Tuesday, 11 March 2014

Bayern Munich vs Arsenal: Five ways the Gunners can beat Pep Guardiola's in-form charges

The outlook may be grim for Arsene Wenger's men after a 2-0 first-leg defeat, but the German champions are not invincible
Head to head: Arsene Wenger will look to mastermind a win against Pep Guardiola
Getty Images
Arsenal face another mission impossible in the Champions League today with a trip to the Allianz Arena on the cards. Bayern Munich, the reigning European champions, have smashed almost every record you could think of over the last 18 months.
Pep Guardiola’s men were in devastating form on Saturday, scoring five goals in 17 minutes to thrash a well-backed Wolfsburg team 6-1. They have won 16 consecutive matches, remaining unbeaten for 49 games.
Still, the Gunners shouldn’t head to Germany with their heads down. Here are five reasons for Arsenal fans to remain optimistic ahead of Tuesday’s clash.


The word sometimes doesn’t appear in Pep Guardiola’s dictionary. It’s evidently the major weak point in Bayern’s armour. The expected back-four will be Rafinha on the right-hand side, Jerome Boateng and Dante partnering in the middle, then David Alaba at left full-back. But that said, Guardiola has shifted Philipp Lahm back in place of Rafinha, if things haven’t gone quite their way, as seen in London a fortnight back.
The most reliable presence, defensively, has probably been former Manchester City man Boateng and Bayern’s goalkeeper Manuel Neuer. Boateng’s pace and covering instincts have come in handy in situations where the Bavarians have faced quicker, dynamic forwards.

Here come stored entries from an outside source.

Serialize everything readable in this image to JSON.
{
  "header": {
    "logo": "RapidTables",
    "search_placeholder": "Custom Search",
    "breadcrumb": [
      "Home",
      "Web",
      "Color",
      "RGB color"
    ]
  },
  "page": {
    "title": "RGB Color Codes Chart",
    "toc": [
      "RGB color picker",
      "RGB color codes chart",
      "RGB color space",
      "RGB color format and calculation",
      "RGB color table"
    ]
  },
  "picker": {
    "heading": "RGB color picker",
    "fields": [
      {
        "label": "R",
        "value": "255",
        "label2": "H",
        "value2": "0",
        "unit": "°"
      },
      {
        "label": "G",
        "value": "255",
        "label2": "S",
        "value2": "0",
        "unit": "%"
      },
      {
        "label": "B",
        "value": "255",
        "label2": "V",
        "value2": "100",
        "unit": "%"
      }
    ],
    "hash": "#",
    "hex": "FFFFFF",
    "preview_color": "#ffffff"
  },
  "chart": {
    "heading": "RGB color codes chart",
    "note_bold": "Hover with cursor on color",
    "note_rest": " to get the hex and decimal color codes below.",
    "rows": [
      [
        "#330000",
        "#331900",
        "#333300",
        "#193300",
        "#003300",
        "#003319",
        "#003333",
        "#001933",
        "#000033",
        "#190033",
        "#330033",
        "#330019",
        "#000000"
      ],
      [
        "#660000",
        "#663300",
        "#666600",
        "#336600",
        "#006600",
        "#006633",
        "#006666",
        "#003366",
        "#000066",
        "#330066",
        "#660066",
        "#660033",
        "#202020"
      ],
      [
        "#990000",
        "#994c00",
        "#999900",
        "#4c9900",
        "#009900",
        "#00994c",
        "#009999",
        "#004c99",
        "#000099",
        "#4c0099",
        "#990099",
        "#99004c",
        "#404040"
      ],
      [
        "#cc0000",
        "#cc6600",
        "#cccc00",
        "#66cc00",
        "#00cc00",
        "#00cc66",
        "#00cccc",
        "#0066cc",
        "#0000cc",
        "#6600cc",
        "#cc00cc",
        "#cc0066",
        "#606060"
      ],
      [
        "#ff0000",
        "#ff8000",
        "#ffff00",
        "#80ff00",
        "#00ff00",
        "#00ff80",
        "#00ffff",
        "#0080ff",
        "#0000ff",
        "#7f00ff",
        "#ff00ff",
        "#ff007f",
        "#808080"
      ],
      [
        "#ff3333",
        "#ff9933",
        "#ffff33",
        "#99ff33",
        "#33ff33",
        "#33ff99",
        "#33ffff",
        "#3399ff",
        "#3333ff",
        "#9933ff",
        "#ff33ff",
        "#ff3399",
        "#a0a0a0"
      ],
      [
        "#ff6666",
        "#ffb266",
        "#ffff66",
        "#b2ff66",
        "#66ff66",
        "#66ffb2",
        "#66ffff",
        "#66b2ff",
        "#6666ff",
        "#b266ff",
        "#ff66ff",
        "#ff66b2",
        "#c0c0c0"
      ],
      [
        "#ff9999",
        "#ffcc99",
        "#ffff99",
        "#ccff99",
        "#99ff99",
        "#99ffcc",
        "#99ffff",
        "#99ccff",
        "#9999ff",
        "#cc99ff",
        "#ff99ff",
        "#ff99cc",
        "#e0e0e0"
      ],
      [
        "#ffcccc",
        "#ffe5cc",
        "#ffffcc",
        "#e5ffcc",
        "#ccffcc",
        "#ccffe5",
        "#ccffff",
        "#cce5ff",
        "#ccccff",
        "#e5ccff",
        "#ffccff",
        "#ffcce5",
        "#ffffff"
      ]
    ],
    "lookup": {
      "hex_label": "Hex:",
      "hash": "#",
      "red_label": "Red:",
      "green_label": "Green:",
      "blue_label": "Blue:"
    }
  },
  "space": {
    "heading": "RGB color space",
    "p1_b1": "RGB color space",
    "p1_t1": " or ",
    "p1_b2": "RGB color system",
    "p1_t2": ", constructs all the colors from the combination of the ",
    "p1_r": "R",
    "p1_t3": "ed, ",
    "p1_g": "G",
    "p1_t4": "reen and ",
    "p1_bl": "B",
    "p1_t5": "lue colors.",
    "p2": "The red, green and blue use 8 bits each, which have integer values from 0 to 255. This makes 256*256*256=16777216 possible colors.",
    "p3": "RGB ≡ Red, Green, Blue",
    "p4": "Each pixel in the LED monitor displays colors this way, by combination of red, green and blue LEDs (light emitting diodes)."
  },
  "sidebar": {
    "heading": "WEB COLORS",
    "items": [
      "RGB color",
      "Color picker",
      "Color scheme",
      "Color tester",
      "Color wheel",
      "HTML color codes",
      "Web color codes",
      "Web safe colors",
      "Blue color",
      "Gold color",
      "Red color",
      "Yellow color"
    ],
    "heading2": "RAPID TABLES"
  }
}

In any of the matches Bayern have struggled this season, pressure is key. Applying pressure from midfield, challenging aerial duels and looking to aggressively compete are all key facets to how the more successful sides have fared against Bayern.
Arsenal have some interesting options in midfield. From Mathieu Flamini, the ball-winner and terrier in the middle, to the likes of the busy Tomas Rosicky, then men on the flanks in the shape of Alex Oxlade-Chamberlain, who could use their genuine speed to put Bayern under pressure.

Slow starters

Point three correlates well with number four: the start of the match is absolutely imperative for Arsenal on Tuesday. In the same fashion as Wolfsburg and Stuttgart beforehand, starting on the front-foot to unsettle Bayern is the best way to find a chink in the armour.
Bayern's habit for starting slow will worry this man
Shaun Botterill
Wolfsburg, in particular, started at a ferocious tempo with Dieter Hecking, the club’s head coach, instructing a quintet of forwards and midfielders to really pressurise the likes of Toni Kroos and the central defenders when they drop deeper to retrieve possession.
It worked for well over an hour, and notwithstanding the tactical changes, the Wolves would have fancied their chances of winning the game. There’s no doubt Arsenal have the characteristics to play a high-tempo, ball-winning style, which should be the common decision from Wenger.

Been there, done it

Remember, Arsenal won at the Allianz Arena last season at this stage. Under Jupp Heynckes, Bayern certainly didn’t have the same panache as they now do – but there were few weaknesses, even in defence. Heynckes’ team was founded upon solidity and breaking with speed and that’s quite a contrast to Guardiola’s philosophy.
This season, Manchester City found some glory by winning 3-2 at Bayern Munich in the group stage of the Champions League. The second-half comeback was inspired by aggression and determination to win every second ball in the attacking-half of the pitch.
But in both instances, Bayern were obviously complacent. There was a lacklustre feel to the game with Bayern having already done the dirty work beforehand. Could lightning strike for a third time on Tuesday?

Özil back on form

Mesut Ozil and Lukas Podolski look on during the Arsenal training session at London Colney on March 10, 2014 in St Albans, England
Mesut Ozil and Lukas Podolski look on during the Arsenal training session at London
 Colney on March 10, 2014 in St Albans, England

Strangely, Mesut Özil was public enemy number one last week. His missed penalty against Bayern raised questions about his ‘bottle’ and he was even jeered off the pitch when Germany beat Chile 1-0 in Stuttgart last week. German publications KICKER and BILD dedicated front-page spreads to debating the Özil questions, where several influential ex-internationals questioned his mentality at the top level.
Özil recovered from his winter slump on Saturday to score against Everton in the FA Cup quarter-final. He’d been off the pace for a few months, although, received some backing from Guardiola who made reference to the punishing schedule in the UK.
While Özil will need to add the dirty parts to his game for Tuesday, the raw attributes are there. Wenger will have the crucial job of motivating the German, but the fact he’s up against the much-disliked Bayern should be motivation enough.